You can start with a restaurant like Diner, opened by Andrew Tarlow and Mark Firth in Williamsburg in 1999 and now acknowledged as the birthplace of a haute-rustic approach that’s since been imitated endlessly in Brooklyn and beyond. Or with Jonathan Ames, the confessional novelist turned TV creator whose HBO series Bored to Death is a deft caricature of Brooklyn in all its heroic neuroses. Or designer Ouigi Theodore, owner of the Brooklyn Circus, a shop defining a new style you might call “Jazz Age B-boy.” Or David Alhadeff, owner of design store the Future Perfect; or Kae Burke, Anya Sapozhnikova, and Jordann Baker of House of Yes, an art space in East Williamsburg; or Rebecca Collerton and Caroline Fidanza (Diner alums) of lo-fi bakery-sandwich shop Saltie; or St. John Frizell of Red Hook bar Fort Defiance; or Tom Mylan, the all-world, old-school butcher at the Meat Hook; or Dan Zanes, the guy whose music every parent in Park Slope plays on repeat.

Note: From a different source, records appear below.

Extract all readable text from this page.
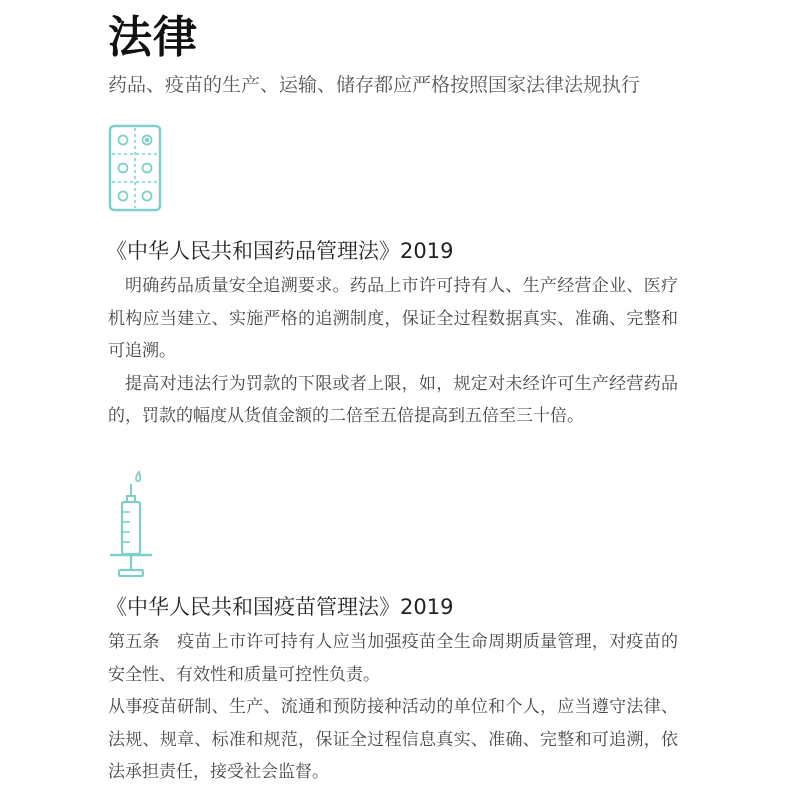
法律

药品、疫苗的生产、运输、储存都应严格按照国家法律法规执行

《中华人民共和国药品管理法》2019

明确药品质量安全追溯要求。药品上市许可持有人、生产经营企业、医疗机构应当建立、实施严格的追溯制度，保证全过程数据真实、准确、完整和可追溯。

提高对违法行为罚款的下限或者上限，如，规定对未经许可生产经营药品的，罚款的幅度从货值金额的二倍至五倍提高到五倍至三十倍。

《中华人民共和国疫苗管理法》2019

第五条　疫苗上市许可持有人应当加强疫苗全生命周期质量管理，对疫苗的安全性、有效性和质量可控性负责。

从事疫苗研制、生产、流通和预防接种活动的单位和个人，应当遵守法律、法规、规章、标准和规范，保证全过程信息真实、准确、完整和可追溯，依法承担责任，接受社会监督。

At this point, some of you will be tempted to say, “Yeah, yeah, sure, sure, that’s great. Now shut up, Brooklyn.” Whenever a place takes on a loosely knit collective personality, that personality will always fray into cliché. As Jonathan Lethem, author of The Fortress of Solitude, says of Brooklyn, “It’s one of the most agreeable, simpatico, attractive, and therefore completely obnoxious places to live on Earth.” This criticism is familiar to Jonathan Butler and Eric Demby, co-founders of Brooklyn Flea, a weekly market that’s less than three years old but is already an institution. After all, “The Flea has become a distillation of what people expect to find in Brooklyn—guys with beards, beautiful girls wearing rompers, artisanal food, and modern-industrial countrified antiques that are slightly overpriced,” jokes Demby. Yet the Flea is an instructive example, beyond the superficial trappings. Butler and Demby conceived it as a town square writ large. It’s aggressively curated yet communally imagined by its vendors. It exists as a cross between consumer bazaar and creative laboratory, promising high-quality offerings in a stridently low-key setting. And it’s packed with people earnestly cultivating a quirky interest (old vinyl, pickling, modern-industrial countrified antiques) and other people who, in turn, are happy and excited to support and celebrate those people. It’s a thriving hive united by a shared creative commitment: to find one specific thing, and do it very well. In other words, it’s not a town square writ large. It’s Brooklyn, writ small.